В зале было тихо, очень тихо. Много тише, чем прежде. Слишком ошеломляющей была весть. Требовалось время, чтобы свыкнуться с ней.

– А это, между прочим, означает, что нефть в Западной Сибири есть, – добавил предгоскомиссии. И поставил точку: – Так и будем докладывать правительству.

Неожиданно раздались частые и громкие хлопки ладоней – это, первым придя в себя, зааплодировал Сомов. Хлопки были жесткими, заразительными, и люди, находящиеся в зале, не выдержали – зааплодировали вместе с Сомовым. Хлопал геофизик Стецюк, осторожный человек с высокомерным видом, хлопал поисковик Шишкарев, хлопал даже Козин.

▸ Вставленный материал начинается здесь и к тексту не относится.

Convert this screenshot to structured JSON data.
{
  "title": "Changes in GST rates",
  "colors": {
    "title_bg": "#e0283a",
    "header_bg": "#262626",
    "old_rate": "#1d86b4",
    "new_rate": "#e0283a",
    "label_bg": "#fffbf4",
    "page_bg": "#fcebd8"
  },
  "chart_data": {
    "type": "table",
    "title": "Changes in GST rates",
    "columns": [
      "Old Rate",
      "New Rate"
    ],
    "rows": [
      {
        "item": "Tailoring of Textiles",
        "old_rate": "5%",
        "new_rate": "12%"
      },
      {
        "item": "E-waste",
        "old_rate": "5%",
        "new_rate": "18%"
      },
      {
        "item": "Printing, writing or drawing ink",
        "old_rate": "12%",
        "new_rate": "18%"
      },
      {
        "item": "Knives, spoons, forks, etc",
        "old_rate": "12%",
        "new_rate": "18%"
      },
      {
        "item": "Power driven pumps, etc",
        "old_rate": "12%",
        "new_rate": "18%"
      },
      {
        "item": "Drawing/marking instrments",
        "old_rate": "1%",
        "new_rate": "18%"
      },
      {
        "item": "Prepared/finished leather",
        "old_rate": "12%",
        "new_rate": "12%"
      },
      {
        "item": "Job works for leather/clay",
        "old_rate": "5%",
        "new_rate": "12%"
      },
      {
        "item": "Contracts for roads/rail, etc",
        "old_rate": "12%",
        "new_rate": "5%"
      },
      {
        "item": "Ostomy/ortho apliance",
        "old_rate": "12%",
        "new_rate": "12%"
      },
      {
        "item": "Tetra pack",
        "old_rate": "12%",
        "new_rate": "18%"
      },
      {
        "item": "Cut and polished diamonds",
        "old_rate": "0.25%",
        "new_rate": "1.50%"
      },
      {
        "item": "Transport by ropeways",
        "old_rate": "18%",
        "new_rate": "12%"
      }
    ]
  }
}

Радиограмма оглушила Корнеева. Перед глазами у него запрыгали, шарахаясь во все стороны, мелкие черные жучки, сердце начало колотиться так, что он невольно положил руку на грудь, сдерживая его пляску, в ушах запищала тоскливая похоронная морзянка. А барьерчик-то, что надо было перепрыгнуть, переходя из одного лагеря в другой, оказывается, был совсем низеньким, детская заплатка, нечто игрушечное.

Покосился на Сомова, и неприязнь опять поднялась в нем, он сейчас остро завидовал этому краснорожему индейцу: вот кто, оказывается, в выигрыше! Впрочем, какой это выигрыш: ведь Сомов впрямую никакого отношения к Малыгинскому открытию не имеет? Ну, прошамкал что-то в защиту Малыгинской площади, и то по просьбе Корнеева, еще пару реплик бросил с места, и все. При распределении лавровых венков вряд ли это будет приниматься в расчет. Слишком мелко, незаметно, ничтожно. За это орденов не дают. В лучшем случае – одобрительно похлопывают по плечу.

И все-таки Корнеев ощущал неприятные уколы: хорошее, оказывается, чутье имел Сомов. Как будто сам побывал на Малыгинской площади и землю взглядом своим словно рентгеном пробуравил, посмотрел, что там внутри есть. На душе сделалось пусто, одиноко. И было тревожно, не на шутку тревожно: он не знал, как быть с Татищевым. Вот задача с десятью неизвестными.